What does Genesis 10:2 mean?
ESV: The sons of Japheth: Gomer, Magog, Madai, Javan, Tubal, Meshech, and Tiras.
NIV: The sons of Japheth: Gomer, Magog, Madai, Javan, Tubal, Meshek and Tiras.
NASB: The sons of Japheth were Gomer, Magog, Madai, Javan, Tubal, Meshech, and Tiras.
CSB: Japheth's sons: Gomer, Magog, Madai, Javan, Tubal, Meshech, and Tiras.
NLT: The descendants of Japheth were Gomer, Magog, Madai, Javan, Tubal, Meshech, and Tiras.
KJV: The sons of Japheth; Gomer, and Magog, and Madai, and Javan, and Tubal, and Meshech, and Tiras.
Verse Commentary:
The first section in chapter 10's "table of nations" follows the sons of Japheth. Japheth's descendants mostly settled to the north of the where the nation of Israel would eventually reside. While the Old Testament prophets sometimes mentioned them, they will not feature greatly in biblical events. Thus, less is said of Japheth's successors. They were not cursed, in the way that Canaan was (Genesis 9:25). Nor were they especially blessed, in the way Shem's descendants led to Abraham and the eventual Messiah, Jesus Christ (Genesis 9:26).

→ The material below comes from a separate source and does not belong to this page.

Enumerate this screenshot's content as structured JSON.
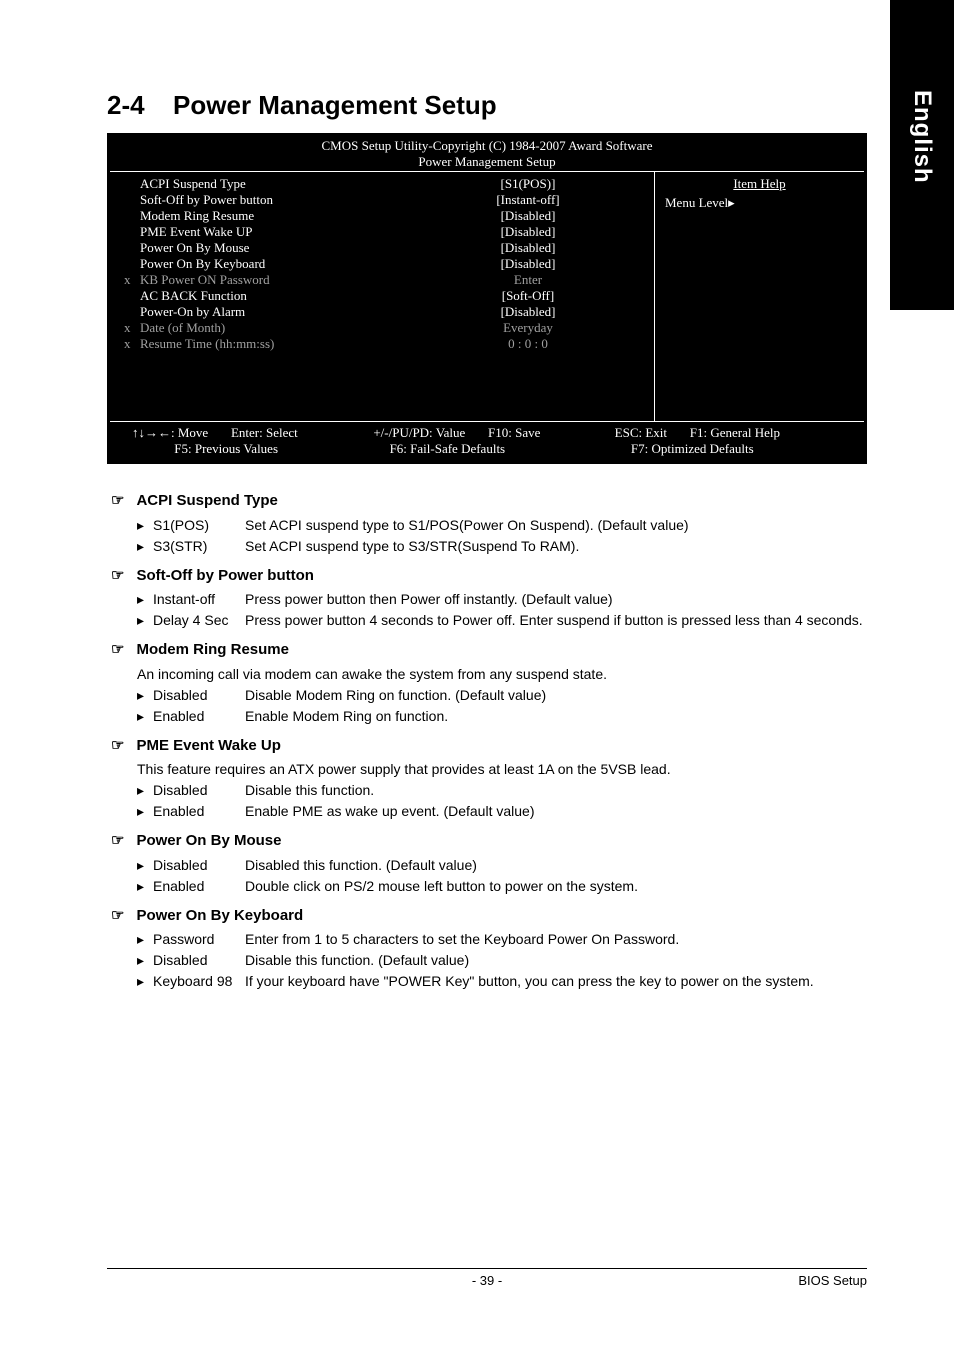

However, the names of Japheth's seven sons can be correlated with the names and peoples of specific geographic regions in the ancient world, some of whom would intersect with the people of Israel from time to time. Some of these names would be associated with city-states mentioned later in Scripture, such as Magog (Ezekiel 38:2), Tarshish (Genesis 10:4; Psalm 72:10; Ezekiel 38:13) and Kittim (Genesis 10:4; Numbers 24:24; Daniel 11:30).
Verse Context:
Genesis 10:1–5 details the descendants of Noah's son, Japheth. Japheth's sons will largely settle in the regions north of what would later become the nation of Israel. While some mention is made of these descendants, they will not be directly involved in many biblical events. Chapter 11 will describe the event that causes the peoples to be dispersed across the world into their separate regions.
Chapter Summary:
Genesis 10 is sometimes called the table of nations. It describes, in three sections, the peoples that descended from Noah's sons, Shem, Ham, and Japheth. Japheth's people settled mostly to the north of what would be Israel. Ham's people became great nations in the region of the Middle East, including the people that would settle in the Promised Land before Israel drove them out. Shem's line would lead to Abraham and the Israelites.
Chapter Context:
Genesis 9 described events that happened between God, Noah, and his three sons after the flood. Genesis 11 will tell the story of the Tower of Babel and the dispersal of the nations. Between them, Genesis 10 is a table of the nations that come from Japheth, Ham, and Shem after God divides and disperses humanity.
Book Summary:
The book of Genesis establishes fundamental truths about God. Among these are His role as the Creator, His holiness, His hatred of sin, His love for mankind, and His willingness to provide for our redemption. We learn not only where mankind has come from, but why the world is in its present form. The book also presents the establishment of Israel, God's chosen people. Many of the principles given in other parts of Scripture depend on the basic ideas presented here in the book of Genesis. Within the framework of the Bible, Genesis explains the bare-bones history of the universe leading up to the captivity of Israel in Egypt, setting the stage for the book of Exodus.